The school’s athletic director Berkoski had been asking for a new field. She has worked on the process of obtaining the state grants for about four years with some of the coaching staff.

Berkoski listed a long number of reasons why the artificial turf will be welcomed. “Practice will always take place in any weather anytime,” she said, “Teams will now be able to play where they practice. Injury will be reduced tremendously. Installing the new field will open up many of our practice fields to community groups. We take pride in our outstanding athletic program and the high skill levels that our student athletes play at; they now will have the same opportunity that other schools and student athletes have by having a turf field for their home games. Lastly, many of our athletes go off to colleges on athletic scholarships where those schools have only turf; now our athletes will be used to playing on it.”

Bob Hartranft, head coach of the Farmingdale boys’ lacrosse team, agreed: “We’ve been waiting for a turf field. It is a great surface to play and practice on, even in bad weather. It’s safer too because its soft surface is easier on an athlete’s legs and there are no puddles in a pouring rain. Our team has played many games on turf and it is a faster game; this will help our athletes get ready for college since about 80 percent of the Division 1 teams have turf fields.”

While a July 2008 report from the United States Consumer Product Safety Commission proclaimed that synthetic turf fields are safe to install and play on, turf fields, however, are not without their detractors. Assemblymembers from both New Jersey and New York have proposed bills last year calling on a moratorium on installing artificial turf until further studies on the environmental and public health impacts were conducted. New York Assemblyman Steven Englebright (D- Setauket) stated, “Before we take risks with our children’s health and drinking water quality, we need to make sure that the uncertainties that may be associated with the many artificial turf playing fields and playgrounds that are being installed are fully investigated. Synthetic turf has been found to contain numerous hazardous contaminants, including lead, arsenic, cadmium and chromium, and may not be an appropriate replacement for natural and other materials in all settings.” Since then, Englebright’s bill has been tabled.

Last year more than a dozen artificial turf fields in New York and New Jersey were closed by schools because of high lead levels, above what the federal Centers for Disease Control and Prevention considers safe for soil, and state agencies in New York, New Jersey and Connecticut began studies of the environmental and health effects of the turf, according to a Feb. 25, 2009 article in The New York Times. 

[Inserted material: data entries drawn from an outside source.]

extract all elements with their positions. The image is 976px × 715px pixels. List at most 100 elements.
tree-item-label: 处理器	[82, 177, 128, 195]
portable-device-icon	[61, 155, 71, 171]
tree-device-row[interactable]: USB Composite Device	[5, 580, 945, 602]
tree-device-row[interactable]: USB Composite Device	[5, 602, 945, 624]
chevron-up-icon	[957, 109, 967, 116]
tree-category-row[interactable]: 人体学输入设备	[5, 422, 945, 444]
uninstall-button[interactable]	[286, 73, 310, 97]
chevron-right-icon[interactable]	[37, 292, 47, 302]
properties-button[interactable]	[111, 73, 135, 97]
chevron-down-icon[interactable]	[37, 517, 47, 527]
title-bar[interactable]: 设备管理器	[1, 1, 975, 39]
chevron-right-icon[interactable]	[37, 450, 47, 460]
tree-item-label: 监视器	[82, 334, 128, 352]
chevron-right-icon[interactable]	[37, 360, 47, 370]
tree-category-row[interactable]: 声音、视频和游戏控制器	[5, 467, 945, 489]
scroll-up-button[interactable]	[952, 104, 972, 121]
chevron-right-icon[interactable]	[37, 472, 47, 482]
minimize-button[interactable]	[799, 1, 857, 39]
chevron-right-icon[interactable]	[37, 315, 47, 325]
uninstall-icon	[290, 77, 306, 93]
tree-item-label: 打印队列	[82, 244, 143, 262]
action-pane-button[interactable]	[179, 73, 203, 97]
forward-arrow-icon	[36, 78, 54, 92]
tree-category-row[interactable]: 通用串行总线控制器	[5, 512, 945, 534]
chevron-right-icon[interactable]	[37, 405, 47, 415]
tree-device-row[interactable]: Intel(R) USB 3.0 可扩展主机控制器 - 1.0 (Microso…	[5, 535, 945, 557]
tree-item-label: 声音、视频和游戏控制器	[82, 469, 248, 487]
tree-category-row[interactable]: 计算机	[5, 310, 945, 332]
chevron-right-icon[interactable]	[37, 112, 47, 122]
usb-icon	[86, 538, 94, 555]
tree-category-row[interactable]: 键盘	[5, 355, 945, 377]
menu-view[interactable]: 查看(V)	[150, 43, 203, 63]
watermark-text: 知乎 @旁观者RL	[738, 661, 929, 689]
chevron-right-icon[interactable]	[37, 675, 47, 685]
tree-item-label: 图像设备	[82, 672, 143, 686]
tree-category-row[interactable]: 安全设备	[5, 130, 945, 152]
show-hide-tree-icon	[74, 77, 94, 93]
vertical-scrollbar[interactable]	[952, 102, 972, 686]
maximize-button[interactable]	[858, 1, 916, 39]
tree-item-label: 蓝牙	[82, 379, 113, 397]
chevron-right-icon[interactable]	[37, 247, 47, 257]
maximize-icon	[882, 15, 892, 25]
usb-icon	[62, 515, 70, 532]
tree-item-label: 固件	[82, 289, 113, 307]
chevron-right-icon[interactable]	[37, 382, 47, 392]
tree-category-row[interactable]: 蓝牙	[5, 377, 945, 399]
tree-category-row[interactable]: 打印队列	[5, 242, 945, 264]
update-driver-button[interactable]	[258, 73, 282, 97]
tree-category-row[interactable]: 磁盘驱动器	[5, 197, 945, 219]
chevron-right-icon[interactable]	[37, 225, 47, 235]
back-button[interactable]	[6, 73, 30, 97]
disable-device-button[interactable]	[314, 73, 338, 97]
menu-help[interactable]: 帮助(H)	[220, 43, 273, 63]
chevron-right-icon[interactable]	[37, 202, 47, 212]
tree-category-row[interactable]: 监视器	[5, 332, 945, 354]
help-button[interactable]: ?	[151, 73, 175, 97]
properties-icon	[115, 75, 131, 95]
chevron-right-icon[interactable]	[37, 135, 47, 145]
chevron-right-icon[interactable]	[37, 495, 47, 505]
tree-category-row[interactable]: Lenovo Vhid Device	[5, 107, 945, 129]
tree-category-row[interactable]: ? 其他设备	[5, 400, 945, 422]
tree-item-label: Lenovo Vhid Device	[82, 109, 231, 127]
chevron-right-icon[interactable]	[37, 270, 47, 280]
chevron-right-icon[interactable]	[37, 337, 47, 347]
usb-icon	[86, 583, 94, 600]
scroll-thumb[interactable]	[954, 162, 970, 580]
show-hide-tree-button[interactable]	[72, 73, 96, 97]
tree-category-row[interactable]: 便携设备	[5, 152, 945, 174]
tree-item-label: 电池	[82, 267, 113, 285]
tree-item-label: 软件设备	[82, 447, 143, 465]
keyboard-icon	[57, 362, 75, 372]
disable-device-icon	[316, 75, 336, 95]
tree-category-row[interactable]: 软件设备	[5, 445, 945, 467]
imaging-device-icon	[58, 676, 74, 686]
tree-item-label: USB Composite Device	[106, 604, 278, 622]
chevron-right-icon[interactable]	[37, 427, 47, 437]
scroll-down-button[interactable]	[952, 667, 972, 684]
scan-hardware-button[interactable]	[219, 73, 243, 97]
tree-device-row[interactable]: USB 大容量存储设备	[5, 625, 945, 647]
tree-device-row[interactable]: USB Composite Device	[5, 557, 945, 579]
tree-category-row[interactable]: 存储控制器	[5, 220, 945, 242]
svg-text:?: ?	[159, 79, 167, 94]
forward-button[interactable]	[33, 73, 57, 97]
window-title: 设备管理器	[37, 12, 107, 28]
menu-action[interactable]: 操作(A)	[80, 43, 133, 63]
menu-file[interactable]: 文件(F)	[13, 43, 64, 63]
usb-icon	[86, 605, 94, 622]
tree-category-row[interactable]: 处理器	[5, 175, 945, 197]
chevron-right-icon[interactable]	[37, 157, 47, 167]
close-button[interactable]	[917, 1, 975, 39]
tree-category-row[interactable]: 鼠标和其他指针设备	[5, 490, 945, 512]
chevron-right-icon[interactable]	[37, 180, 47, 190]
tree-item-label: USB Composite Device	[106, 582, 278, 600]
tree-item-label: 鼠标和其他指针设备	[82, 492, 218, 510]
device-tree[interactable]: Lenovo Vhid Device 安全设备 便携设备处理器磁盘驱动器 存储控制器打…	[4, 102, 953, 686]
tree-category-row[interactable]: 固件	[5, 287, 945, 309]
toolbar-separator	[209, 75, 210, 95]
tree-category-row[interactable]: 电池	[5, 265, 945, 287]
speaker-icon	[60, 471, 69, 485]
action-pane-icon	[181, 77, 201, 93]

Currently all three states permit the installation of artificial turf and a federal commission endorses it, stated the article. Artificial turf fields are made with a porous carpet of plastic grass-shaped blades on top of a cushioned playing surface that is usually made from pulverized recycled tires, called rubber crumb.

The New York Times article also stated that in the last year, when voters in the region have had the chance to weigh in on financing artificial turf, they have overwhelmingly said no. That is a turnaround from earlier years this decade, when hundreds of cities, towns and school districts around the region installed synthetic turf to replace grass fields. Artificial turf fields are more durable than grass fields, dry more quickly and require less maintenance. 

The Farmingdale School District took great measures to ensure that the public had all the information it needed to make an educated decision on the new turf field. 

“We had many community forums to discuss the turf,” said Defendini. “We had different specialists on hand to answer questions. There has been a discussion in Albany about turf fields but all studies have concluded that turf fields are not dangerous. The public voted last November and we’re eager to see the new turf field in place.”